Tomorrow is a PD day for the whole school and I am visiting a Fablab in Kamakura, Japan. I am so excited that I will be spending some time in one of these labs.
What is Fablab?
Fablab stands for the Fabrication and Laboratory. It is basically a small workshop where people can go and create things.
It was founded in MIT (Massachussets Institute of Technology) by Neil Gershenfeld, the Director of Center of Bits and Atoms in MIT. The center investigates the interface between computer science and physical science. Fablabs equipped with various technologies and expertise allows anyone to make (almost) anything -also a popular class at MIT (MAS.863) offered in the fall semesters-
For more of a deeper understanding on Fablabs, I would recommend watching the TED Talk by Neil Gershenfeld.
The lab I am going to visit is in Kamakura, a former capital to Japan , now the home for many artists and craftsman. It is called Fablab Kamakura.

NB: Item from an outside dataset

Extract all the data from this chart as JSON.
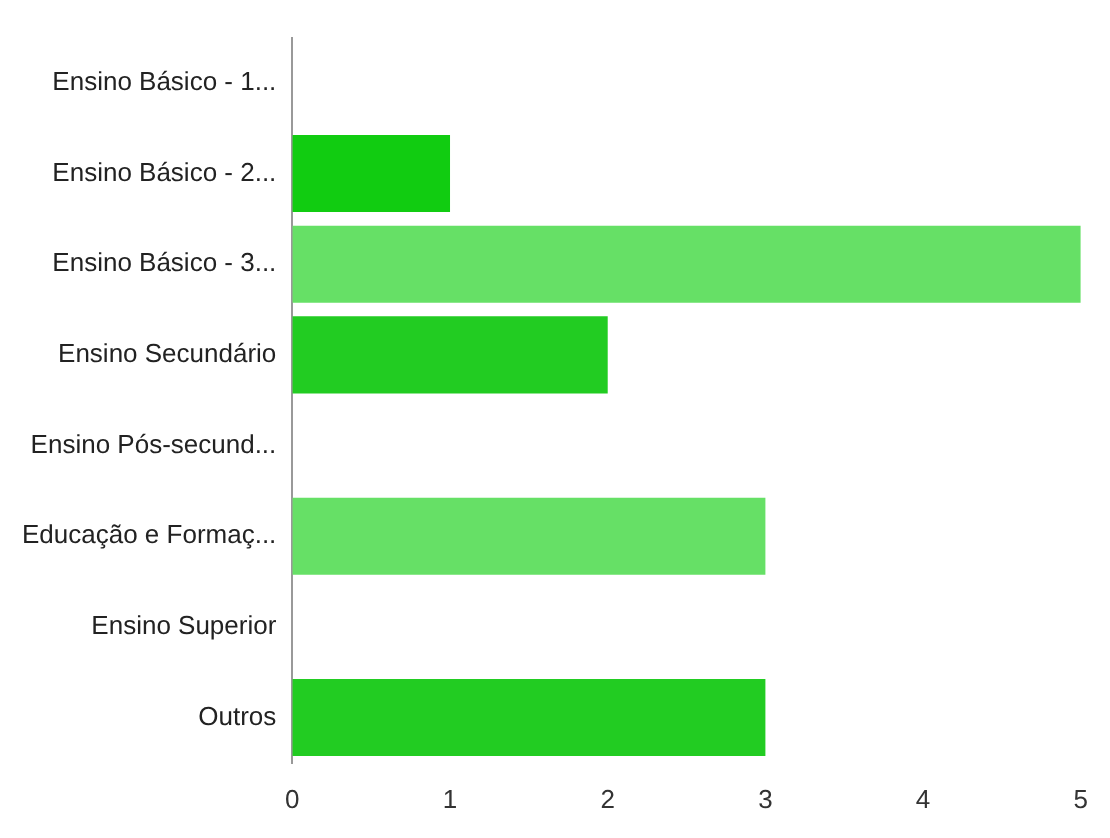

The reason why I am visiting this lab is to build a bridge between our school (YIS) and the community around it. To be honest, when our administrators came with the idea of teachers finding connections with the community around us and our curriculum, I was challenged. The Elementary School Technology Coach physically gong out of the school doors and looking for connections in the real world…
As a part of my job, being the bridge between the communities around us and our Elementary Classrooms digitally, using social networking and web2.0 tools, this time I was asked to take the curriculum in my hands, go out and physically find out resources and connections. Ta taa!

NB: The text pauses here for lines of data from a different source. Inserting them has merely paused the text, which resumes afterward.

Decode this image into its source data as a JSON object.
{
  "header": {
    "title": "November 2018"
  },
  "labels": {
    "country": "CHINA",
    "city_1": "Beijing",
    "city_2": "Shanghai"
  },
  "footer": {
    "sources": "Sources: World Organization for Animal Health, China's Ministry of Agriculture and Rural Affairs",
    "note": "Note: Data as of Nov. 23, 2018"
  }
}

The first thing that came into my mind was the exploration of infographics that surround us in our daily lives. I thought of going out on the streets and explore the various technologies that lead us everyday in our daily routines without us paying much attention and accepting them as if they were a part of our lives since the beginning of the universe. A quick bouquet of examples can be the mostly seen (especially in Japan) digital boards that give us messages anywhere we go – like the train schedule on the platform, a big digital clock on top of a ferris wheel or an escalator that tells you to be careful when you are stepping in. photo by d’n’c
I still find the idea worth visiting in terms of finding connections to our PYP units, but gave up on it quickly when I found a long forgotten magazine article I’ve torn from an airline magazine that was published in last spring. The article was about the Fablab in Kamakura, a nice detailed review of what it was all about.

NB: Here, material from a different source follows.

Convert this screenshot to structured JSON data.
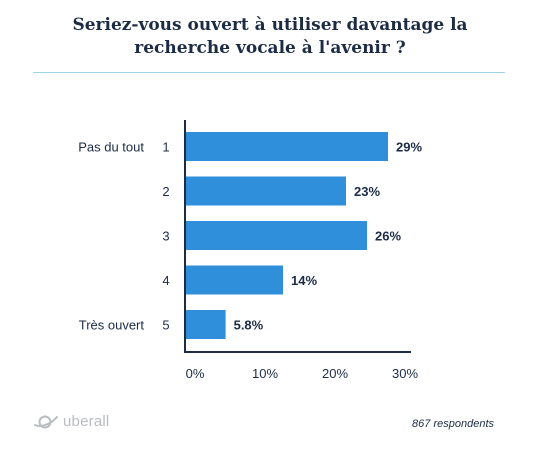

Yes I did it!, I did tear that page out of that magazine because at the time I was working on a Maths Project on 3D shapes with G5B with Kristen Blum (@Namastececi). We were experiencing the shapes and space through making a box that would carry a teapot in it, protecting it from any kind of force that would break into pieces. (Please have a look at the reflection of this project on their class blog entry. / another reflection of the project by the teapot package recipient Craig Betcher. )
Throughout the project students used Google Sketchup for their sketches. Another software that we were thinking about integrating was the FabLab ModelMaker, a software allows you to design 3D shapes and with the help of a digital cutter helps you to print, cut and fold/make/ turn the 2D shape you’ve designed on your computer screen into a real life 3D object. How cool is that?
During the project we ran out of time and couldn’t integrate it in last year. But this year with a bit of ahead planning and good infrastructure we are aiming to use it. A part of this process, engaging with a Fablab, maybe visiting and printing our final products there or even having the Fablab experts in our classes to work with us would be an amazing experience.
Tomorrow morning will be my first step to engage this Math unit with our local community.